The contest features small children chasing four squealing swine as they scramble around an enclosed pen.
“I know a lot of people think it’s just a farm animal, but it’s not just a farm animal – it’s still an animal,” Melodie Robb said in an interview Tuesday from Moncton.
“It’s not just for fun when the pigs get hurt. They use smaller pigs, and sometimes their little legs get broken and their shoulders get broken.”
Robb’s change.org petition had more than 2,700 signatures by late Tuesday. It calls for an end to the event at the Prince Edward Island Plowing Match and Agricultural Fair, which is scheduled to be held in late August in Dundas.
She said the event may be steeped in tradition, but it remains cruel.
“If it’s part of history, shouldn’t it stay in the past? Times are changing,” she said. “Society is viewing animal cruelty differently now … If the kids were told what happens to the poor pigs, and they realized that they get hurt, well they wouldn’t want to do it.”

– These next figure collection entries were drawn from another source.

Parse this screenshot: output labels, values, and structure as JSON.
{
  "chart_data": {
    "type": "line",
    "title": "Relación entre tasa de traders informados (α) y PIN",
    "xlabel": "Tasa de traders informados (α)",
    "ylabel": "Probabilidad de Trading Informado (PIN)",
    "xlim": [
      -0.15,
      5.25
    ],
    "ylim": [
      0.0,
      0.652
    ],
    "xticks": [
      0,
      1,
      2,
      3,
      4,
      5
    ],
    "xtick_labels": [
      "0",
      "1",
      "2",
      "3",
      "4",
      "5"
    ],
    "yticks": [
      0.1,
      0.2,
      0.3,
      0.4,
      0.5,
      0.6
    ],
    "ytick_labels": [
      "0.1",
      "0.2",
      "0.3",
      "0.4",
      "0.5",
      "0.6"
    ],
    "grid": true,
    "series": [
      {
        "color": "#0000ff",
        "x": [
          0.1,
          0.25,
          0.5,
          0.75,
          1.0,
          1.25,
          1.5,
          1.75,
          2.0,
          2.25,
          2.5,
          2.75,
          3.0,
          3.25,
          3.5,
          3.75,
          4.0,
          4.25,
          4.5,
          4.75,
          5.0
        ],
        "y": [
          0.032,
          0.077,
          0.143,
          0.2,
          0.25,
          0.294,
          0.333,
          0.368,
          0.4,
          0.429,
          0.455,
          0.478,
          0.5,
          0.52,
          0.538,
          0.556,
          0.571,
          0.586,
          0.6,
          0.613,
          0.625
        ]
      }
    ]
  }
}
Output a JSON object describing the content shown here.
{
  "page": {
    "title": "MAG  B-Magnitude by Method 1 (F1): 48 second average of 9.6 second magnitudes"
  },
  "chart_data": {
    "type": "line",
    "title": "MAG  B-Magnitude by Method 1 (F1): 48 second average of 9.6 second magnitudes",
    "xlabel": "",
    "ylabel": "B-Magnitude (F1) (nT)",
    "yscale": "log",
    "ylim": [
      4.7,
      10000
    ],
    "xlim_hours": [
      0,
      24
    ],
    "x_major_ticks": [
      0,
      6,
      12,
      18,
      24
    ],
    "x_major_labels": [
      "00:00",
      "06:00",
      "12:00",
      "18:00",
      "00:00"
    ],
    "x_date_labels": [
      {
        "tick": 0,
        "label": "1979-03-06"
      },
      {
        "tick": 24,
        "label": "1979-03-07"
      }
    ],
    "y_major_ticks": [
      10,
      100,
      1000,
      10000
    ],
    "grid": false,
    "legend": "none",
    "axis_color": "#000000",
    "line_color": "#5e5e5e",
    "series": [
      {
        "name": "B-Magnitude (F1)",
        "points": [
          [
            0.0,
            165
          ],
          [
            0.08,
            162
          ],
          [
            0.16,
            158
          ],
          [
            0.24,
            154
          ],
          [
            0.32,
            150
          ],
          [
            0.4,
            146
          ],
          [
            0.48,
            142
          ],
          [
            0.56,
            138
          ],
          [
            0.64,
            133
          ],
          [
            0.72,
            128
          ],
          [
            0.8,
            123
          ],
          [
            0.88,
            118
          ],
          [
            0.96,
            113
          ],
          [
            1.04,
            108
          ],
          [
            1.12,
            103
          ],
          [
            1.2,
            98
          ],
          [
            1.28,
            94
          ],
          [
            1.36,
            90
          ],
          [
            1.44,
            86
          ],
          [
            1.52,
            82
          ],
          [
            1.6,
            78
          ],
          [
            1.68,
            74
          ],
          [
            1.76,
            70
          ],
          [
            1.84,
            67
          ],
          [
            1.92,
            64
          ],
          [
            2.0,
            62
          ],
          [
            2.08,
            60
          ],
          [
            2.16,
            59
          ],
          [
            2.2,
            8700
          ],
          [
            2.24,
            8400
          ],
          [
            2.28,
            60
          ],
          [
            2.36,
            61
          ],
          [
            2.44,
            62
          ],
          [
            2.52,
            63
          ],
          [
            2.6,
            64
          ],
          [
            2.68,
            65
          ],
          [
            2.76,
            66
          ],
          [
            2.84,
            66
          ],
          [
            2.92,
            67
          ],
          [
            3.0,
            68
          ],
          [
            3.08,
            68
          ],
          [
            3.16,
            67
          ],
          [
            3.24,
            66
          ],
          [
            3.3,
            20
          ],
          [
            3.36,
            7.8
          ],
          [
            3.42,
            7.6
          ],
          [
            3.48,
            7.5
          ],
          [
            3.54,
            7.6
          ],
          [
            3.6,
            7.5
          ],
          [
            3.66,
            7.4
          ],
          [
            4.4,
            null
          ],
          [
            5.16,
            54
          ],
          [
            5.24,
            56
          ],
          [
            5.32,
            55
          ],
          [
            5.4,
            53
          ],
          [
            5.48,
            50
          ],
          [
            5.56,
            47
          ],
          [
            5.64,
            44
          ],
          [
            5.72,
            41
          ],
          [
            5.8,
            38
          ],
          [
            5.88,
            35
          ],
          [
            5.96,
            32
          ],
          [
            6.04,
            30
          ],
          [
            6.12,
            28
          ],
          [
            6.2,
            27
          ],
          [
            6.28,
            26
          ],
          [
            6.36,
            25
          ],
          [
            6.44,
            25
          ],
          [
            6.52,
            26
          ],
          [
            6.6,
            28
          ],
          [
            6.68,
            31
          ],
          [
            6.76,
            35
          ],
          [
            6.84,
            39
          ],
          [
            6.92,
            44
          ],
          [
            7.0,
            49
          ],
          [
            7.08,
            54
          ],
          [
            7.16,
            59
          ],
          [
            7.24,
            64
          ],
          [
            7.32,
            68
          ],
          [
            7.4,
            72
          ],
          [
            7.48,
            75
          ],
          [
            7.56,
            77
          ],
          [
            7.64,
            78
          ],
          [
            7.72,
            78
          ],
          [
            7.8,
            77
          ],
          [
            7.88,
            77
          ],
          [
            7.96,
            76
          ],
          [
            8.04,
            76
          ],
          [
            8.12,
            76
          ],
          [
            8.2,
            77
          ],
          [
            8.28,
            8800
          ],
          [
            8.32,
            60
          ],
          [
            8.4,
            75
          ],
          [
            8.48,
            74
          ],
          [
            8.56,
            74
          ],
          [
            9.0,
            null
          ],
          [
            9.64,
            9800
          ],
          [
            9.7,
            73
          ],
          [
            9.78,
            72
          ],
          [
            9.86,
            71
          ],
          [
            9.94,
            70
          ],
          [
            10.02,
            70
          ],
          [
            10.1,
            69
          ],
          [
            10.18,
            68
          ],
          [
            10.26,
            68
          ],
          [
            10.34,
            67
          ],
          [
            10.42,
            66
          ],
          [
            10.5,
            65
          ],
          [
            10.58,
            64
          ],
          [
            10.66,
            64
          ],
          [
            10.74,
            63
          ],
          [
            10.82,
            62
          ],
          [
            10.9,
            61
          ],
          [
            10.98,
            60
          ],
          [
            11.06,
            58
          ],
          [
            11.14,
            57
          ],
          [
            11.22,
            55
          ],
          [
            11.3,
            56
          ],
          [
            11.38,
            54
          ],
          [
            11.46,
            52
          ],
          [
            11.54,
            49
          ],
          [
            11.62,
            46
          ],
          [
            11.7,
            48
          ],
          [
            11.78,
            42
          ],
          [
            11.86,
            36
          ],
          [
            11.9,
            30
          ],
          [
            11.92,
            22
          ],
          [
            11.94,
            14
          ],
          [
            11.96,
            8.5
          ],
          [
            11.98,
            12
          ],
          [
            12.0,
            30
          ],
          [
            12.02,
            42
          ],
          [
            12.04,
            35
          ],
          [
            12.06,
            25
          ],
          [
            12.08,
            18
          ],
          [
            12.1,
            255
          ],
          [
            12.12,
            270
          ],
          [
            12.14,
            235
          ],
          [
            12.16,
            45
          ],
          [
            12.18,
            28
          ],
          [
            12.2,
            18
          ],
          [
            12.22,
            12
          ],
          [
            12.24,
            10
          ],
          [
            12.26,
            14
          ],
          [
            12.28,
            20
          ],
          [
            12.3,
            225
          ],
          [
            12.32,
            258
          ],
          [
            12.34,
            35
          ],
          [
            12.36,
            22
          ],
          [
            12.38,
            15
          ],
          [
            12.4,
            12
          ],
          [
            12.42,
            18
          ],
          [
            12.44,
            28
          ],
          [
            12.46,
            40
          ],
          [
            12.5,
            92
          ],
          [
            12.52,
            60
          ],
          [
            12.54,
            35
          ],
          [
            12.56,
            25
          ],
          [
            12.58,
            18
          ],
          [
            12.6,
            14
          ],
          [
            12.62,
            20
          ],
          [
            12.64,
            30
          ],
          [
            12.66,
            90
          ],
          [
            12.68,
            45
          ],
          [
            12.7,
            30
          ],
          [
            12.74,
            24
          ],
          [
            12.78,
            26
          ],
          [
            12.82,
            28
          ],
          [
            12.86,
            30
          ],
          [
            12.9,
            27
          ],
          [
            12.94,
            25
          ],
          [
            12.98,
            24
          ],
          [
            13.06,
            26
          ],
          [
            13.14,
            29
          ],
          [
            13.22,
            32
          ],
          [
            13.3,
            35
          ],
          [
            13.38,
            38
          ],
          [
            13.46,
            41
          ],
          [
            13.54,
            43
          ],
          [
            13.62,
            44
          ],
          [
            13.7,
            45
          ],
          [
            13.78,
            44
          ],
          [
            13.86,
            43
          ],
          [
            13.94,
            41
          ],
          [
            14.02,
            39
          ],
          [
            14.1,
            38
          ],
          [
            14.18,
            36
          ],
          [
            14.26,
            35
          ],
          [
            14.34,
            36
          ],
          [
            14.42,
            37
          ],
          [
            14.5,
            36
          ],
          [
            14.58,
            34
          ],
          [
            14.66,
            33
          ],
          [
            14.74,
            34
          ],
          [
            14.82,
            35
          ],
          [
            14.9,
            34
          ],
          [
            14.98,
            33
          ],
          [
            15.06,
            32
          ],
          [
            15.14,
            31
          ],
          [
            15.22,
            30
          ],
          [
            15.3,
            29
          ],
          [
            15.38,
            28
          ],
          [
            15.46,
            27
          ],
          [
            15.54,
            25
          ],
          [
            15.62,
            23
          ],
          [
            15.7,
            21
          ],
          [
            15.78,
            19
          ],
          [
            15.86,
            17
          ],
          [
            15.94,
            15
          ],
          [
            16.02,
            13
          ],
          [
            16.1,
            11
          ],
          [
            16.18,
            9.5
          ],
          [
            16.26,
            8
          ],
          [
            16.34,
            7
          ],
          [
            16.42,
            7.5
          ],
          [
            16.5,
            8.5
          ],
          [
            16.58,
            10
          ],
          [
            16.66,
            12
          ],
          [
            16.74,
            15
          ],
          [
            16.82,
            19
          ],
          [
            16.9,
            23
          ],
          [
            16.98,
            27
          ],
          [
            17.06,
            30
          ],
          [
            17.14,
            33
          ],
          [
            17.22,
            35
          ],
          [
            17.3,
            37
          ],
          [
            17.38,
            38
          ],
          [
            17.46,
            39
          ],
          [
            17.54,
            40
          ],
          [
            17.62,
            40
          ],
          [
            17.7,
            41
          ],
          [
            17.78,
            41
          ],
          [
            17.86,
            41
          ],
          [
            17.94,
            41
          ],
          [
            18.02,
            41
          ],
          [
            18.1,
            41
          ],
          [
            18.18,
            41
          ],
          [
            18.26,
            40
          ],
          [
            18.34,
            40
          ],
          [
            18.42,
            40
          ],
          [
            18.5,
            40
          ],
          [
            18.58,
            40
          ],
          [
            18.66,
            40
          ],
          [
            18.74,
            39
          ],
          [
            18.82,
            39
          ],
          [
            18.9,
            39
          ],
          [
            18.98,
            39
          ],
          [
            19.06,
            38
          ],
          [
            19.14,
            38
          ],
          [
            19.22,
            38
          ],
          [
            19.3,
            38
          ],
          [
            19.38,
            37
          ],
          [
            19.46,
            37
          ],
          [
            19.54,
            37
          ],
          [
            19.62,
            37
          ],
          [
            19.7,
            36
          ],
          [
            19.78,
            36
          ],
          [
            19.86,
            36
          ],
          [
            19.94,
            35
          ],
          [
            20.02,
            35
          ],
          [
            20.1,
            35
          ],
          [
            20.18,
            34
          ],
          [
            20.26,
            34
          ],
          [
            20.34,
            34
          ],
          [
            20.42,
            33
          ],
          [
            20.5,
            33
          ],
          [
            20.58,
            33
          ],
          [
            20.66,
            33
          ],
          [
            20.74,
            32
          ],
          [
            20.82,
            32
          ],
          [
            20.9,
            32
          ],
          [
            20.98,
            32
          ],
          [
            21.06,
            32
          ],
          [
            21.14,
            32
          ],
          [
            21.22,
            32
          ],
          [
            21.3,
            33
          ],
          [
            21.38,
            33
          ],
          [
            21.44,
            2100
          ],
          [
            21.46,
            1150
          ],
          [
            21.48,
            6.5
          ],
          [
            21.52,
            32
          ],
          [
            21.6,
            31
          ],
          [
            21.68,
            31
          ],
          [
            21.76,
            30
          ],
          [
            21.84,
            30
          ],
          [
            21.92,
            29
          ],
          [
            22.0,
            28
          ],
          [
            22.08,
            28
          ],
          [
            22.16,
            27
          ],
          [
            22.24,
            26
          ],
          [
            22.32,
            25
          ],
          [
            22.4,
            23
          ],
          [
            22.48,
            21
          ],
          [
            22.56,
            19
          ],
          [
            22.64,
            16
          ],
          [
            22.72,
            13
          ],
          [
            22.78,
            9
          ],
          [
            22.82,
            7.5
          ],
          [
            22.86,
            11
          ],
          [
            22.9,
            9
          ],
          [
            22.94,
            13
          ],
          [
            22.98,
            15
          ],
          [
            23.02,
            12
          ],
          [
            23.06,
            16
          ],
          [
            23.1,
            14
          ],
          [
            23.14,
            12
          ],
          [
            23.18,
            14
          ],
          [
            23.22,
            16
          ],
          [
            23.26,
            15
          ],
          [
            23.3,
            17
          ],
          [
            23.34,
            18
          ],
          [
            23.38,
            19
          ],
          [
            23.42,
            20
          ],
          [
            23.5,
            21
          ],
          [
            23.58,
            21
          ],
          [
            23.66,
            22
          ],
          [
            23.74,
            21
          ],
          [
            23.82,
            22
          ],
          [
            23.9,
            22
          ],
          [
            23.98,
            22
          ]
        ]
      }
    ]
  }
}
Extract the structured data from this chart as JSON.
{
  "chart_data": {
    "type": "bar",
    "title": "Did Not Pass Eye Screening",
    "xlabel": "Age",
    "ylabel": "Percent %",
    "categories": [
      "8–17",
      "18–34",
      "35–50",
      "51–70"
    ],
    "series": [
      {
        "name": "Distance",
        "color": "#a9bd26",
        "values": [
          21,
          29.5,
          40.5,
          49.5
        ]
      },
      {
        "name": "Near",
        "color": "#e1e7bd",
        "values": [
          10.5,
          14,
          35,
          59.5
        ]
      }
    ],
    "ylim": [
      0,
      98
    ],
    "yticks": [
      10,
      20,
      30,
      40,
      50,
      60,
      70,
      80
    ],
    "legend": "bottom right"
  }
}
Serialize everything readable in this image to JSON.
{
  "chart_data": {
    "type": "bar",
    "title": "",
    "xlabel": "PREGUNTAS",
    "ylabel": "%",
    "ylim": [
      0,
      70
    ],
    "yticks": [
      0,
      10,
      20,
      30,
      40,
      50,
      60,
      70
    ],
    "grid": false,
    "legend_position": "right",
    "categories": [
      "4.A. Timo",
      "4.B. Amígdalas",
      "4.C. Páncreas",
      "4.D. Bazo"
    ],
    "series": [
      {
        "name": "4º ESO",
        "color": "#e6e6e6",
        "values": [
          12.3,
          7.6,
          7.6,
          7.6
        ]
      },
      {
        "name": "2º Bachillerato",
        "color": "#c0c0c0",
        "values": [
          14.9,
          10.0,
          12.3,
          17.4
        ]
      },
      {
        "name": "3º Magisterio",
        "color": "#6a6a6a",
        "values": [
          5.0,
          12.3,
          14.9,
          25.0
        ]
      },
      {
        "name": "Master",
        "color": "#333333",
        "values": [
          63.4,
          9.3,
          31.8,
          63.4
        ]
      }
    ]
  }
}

Fair co-president Gordon Jackson said the fair’s 15-member board has held discussions with the provincial Agriculture Department, which is responsible for ensuring animals at the event are treated humanely.
As well, Jackson said the board will meet next month to decide how to respond to Robb’s complaint.
“We’ve done this for a number of years and we’ve never had an issue,” Jackson said, adding that the “pig scramble” in P.E.I. is unlike similar events held at other fairs.
Typically, pig scrambles involve children chasing small pigs, grabbing them by the hind legs and then trying to stuff them in a burlap sack –a chaotic process that is more difficult than it sounds
At the P.E.I. event, however, eight children –ages 5 to 7 years old –use empty feed bags to guide four pigs toward a small house in the middle of a large ring. The first two-person team to accomplish the task wins.
“The pigs are going to move away, but half the time the little kids are too scared to move,” Jackson said. “We run two or three rounds, and it’s all over in half an hour.”
Robb said the event should be stopped because it leaves the animals traumatized.
“They’re saying that they don’t chase them, but when you put a group of kids in with an animal like that, of course they’re going to chase them,” she said. “That’s why it’s called a pig scramble.”
Earlier this year, Robb led a successful campaign to stop a pig scramble at the Westmorland County Agricultural Fair in Petitcodiac, N.B.
Robb said she works closely with Toronto Pig Save, whose website encourages plant-based vegan living and holds regular vigils to remember the young pigs killed daily at slaughter houses in the city.
The Toronto-based group, which has grown into a global movement with 50 chapters, started in December 2010. It also holds similar vigils for cows and chickens.
Pig scrambles are nothing new to fall fairs across North America.
One of the biggest events is in Quebec, where the annual Pig Festival near Drummondville has drawn tens of thousands of people every year since 1978. Celine Dion attended in 1991 and attendance peaked at 60,000 in 2007.
The Pig Festival includes a pig race that challenges participants to grab a greased pig in the mud and put it in a large bin. Then there’s the “extreme boar challenge,” which calls for shoving plastic rings around boars’ necks.
Every year, some 6,000 people gather at the local arena to see the race, according to the festival’s website.
The Montreal SPCA has condemned the events.
“We would never allow dogs to be subject to this sort of activity,” the group said in 2015. “Yet, we allow pigs, who are even more sensitive and more intelligent than dogs, and they’re being used in this matter, simply for entertainment.”